A SICK 92-year-old woman faces having her clifftop home demolished - and being forced to pay up to £30,000 for the privilege.
Wealden District Council says the house at Crangon Cottages, Birling Gap, is unsafe and could collapse at any moment.
It is applying to magistrates for permission to knock it down.
And a spokesman confirmed that if successful, it would then make owner Lizzie Lazareno pay.
He said: "We have to go through with demolition as the building is dangerous.
"We will then recover the cost from the owner as it is her responsibility if the house is unsafe."
Lizzie, who is in poor health, has been staying with her son in Hertfordshire for several months.
Planning consultant Alan Edgar, who is to lead a challenge in the courts against demolition, recently carried out a survey of her home.
Mr Edgar, a member of the Birling Gap Cliff Preservation Society, said: "She is quite infirm and the last thing she needs is for her house to be knocked down and then be asked to pay for the privilege.
"We will most certainly be contesting this.

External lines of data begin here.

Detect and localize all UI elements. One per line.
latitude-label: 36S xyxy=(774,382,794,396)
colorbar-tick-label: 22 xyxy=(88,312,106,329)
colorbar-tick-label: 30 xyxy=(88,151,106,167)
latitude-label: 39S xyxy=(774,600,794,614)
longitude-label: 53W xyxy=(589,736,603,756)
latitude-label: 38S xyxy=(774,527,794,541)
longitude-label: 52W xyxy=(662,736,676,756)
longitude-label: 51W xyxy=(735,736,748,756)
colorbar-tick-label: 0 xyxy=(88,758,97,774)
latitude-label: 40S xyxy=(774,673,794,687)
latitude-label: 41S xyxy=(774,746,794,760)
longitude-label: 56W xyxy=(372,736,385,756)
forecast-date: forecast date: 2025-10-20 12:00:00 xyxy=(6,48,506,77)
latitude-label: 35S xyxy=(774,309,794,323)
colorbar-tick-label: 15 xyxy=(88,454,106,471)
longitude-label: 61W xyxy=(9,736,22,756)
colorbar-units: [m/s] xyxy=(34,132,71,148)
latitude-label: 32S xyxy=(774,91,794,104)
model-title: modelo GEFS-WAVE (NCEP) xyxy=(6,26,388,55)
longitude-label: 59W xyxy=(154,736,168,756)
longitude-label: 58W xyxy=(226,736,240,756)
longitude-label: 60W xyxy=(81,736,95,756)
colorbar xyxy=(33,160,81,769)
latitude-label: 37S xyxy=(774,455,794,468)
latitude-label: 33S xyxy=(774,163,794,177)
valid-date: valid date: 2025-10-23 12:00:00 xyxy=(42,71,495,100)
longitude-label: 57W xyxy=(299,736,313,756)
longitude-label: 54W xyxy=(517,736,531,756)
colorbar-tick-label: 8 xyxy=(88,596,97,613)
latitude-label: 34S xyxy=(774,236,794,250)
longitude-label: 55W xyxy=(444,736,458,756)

I don't think they have any right to do it."
The society is calling on council planners to approve a cliff protection scheme.
Last month Wealden Council rejected a £300,000 scheme.

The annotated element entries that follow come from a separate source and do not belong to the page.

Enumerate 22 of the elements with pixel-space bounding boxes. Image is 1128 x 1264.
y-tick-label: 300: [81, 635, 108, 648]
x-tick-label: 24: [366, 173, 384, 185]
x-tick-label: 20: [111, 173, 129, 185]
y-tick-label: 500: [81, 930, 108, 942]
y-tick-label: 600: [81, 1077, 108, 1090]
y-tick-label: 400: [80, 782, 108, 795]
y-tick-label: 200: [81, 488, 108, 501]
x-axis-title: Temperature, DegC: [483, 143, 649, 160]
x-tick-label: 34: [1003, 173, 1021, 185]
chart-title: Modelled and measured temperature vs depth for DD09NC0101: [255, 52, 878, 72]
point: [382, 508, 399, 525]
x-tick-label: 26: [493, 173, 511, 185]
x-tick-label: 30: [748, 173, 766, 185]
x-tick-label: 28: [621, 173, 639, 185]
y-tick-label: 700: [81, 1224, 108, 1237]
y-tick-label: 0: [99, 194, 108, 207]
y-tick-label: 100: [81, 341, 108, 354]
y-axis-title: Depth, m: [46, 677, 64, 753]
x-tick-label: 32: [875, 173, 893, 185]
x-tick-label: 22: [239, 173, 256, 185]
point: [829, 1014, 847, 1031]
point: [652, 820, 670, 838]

But the society is to try again, and this month submitted a new application for a smaller £40,000 scheme.
Society member Jean Fawbert lives just two doors away from Lizzie and also lives under the constant fear of demolition.
She said: "The scheme we are proposing is to protect the base of the cliff from erosion with large rocks to show the council that it works and that a bigger scheme is necessary.
"These houses shouldn't be allowed to just be demolished or fall into the sea."
And she added that if demolition does go ahead the council should at least pay a contribution to the cost.
There are now just six cottages in the tiny terrace at Birling Gap.
Fifteen years ago the pilot's cottage at the end of the terrace crumbled into the sea and in 1995 the next cottage along was demolished.
The surrounding land is owned by the National Trust, which rejected the society's bid for a cliff protection scheme last November.
Residents were told that sea defences were not favoured by the Trust as they were often unsustainable.